- 1 small head cauliflower, chopped into bite-sizes pieces (smaller pieces roast more quickly!)
- 1-2 Tbsp (15-30 ml) oil
- 1 1/2 tsp ground cumin
- 1 tsp chili powder
- 1 tsp smoked paprika
- 1/2 tsp sea salt
- 4 cloves garlic (12 g), skin on
- 1/4 cup (28 g) raw almonds
- 1 15-ounce (425 g) can fire-roasted tomatoes (or normal whole tinned tomatoes), drained
- 2 cloves raw garlic, peeled
- 2 Tbsp (30 ml) olive oil
- 1 lime, juiced (~3 Tbsp or 45 ml)
- 1/4 tsp smoked paprika
- 1/2 tsp cumin
- 1/4 tsp sea salt, plus more to taste
- 1-2 chipotle peppers in adobo sauce (more for spicier sauce) or 2 tsp chopped Jalapeno peppers
Pitta Bread and thinly sliced red cabbage
Preheat oven to 400 degrees F (204 C)
Add oil, cumin, chili powder, paprika, and salt to the cauliflower and toss to combine.
Put the cauliflower mix onto 1 large (or 2 small) baking sheets. and roast on the bottom rack for 20-25 minutes or until golden brown and tender – we did this on the BBQ.
At the same time roast the 4 unpeeled garlic cloves at the side of the tray until the garlic is starting to get golden brown in colour. Remove the garlic from oven and set aside.
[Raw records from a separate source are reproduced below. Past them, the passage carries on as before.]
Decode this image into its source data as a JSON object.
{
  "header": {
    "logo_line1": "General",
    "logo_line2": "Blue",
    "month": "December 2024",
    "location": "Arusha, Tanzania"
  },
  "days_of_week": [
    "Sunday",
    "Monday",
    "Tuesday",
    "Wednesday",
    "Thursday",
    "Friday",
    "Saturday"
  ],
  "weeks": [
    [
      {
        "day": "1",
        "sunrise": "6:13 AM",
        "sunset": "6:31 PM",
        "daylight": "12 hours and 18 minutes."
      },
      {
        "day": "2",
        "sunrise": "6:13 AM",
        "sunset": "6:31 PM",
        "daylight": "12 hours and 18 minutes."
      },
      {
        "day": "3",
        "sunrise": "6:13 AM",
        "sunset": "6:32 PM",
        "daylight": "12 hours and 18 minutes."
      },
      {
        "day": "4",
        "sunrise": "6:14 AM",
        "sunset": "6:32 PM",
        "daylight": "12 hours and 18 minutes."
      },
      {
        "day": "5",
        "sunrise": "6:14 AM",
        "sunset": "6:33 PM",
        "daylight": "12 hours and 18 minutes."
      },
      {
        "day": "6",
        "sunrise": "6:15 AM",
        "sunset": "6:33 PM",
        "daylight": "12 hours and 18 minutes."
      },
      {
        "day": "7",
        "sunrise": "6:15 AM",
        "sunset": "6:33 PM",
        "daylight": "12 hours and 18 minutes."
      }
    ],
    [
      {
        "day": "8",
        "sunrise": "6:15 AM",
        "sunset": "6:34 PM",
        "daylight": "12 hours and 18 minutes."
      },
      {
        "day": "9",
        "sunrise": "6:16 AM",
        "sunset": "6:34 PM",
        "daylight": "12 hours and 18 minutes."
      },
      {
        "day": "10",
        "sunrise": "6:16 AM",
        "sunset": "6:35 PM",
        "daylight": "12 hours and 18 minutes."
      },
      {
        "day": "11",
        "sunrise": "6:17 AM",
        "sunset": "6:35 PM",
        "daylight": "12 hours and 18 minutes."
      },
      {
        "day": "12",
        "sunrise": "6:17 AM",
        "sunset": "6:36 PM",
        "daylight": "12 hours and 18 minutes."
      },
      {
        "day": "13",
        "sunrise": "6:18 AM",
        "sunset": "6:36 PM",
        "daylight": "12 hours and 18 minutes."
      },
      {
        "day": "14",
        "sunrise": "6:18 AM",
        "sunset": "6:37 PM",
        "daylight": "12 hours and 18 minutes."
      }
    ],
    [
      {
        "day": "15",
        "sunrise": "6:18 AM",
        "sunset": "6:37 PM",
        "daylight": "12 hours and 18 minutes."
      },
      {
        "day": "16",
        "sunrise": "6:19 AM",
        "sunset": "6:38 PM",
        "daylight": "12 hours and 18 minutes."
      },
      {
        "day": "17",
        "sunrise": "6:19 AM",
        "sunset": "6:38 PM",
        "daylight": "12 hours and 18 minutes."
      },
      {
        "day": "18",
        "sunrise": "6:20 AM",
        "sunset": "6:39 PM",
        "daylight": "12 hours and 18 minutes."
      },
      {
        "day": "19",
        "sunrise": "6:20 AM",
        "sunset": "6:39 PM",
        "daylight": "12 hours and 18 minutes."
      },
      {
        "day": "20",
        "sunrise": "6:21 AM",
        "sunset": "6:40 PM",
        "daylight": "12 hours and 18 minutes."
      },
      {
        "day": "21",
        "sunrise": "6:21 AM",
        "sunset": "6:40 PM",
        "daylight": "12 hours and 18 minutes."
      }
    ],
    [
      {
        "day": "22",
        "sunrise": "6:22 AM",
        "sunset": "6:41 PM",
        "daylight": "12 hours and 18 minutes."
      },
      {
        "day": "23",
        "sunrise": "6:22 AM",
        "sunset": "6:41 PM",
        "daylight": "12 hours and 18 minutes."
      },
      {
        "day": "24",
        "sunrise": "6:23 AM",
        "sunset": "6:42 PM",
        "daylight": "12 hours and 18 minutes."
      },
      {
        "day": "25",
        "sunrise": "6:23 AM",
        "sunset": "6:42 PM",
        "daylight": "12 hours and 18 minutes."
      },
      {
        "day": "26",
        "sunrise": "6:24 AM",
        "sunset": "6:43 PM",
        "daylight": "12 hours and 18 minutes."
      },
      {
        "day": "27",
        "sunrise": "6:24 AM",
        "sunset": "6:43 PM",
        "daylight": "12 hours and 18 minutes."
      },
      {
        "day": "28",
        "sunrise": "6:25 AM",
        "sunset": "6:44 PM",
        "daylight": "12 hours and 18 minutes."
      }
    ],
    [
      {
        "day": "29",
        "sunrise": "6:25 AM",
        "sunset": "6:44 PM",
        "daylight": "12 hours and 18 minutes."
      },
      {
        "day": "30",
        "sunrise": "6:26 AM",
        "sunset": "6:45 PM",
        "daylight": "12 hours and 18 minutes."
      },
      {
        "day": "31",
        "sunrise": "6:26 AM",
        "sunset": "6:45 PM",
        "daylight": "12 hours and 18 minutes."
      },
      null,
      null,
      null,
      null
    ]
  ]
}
While cauliflower finishes roasting, add drained, tomatoes to a highspeed blender along with almonds, roasted garlic (peeled), raw garlic (peeled), oil, lime juice, paprika, cumin, salt, and chipotle / jalapeno peppers. Blend on high until creamy and smooth, scraping down sides as needed. Taste and adjust flavour as needed,
To serve, cook the pittas then add 1-2 Tbsp of the romesco sauce and a generous portion of cauliflower and cabbage.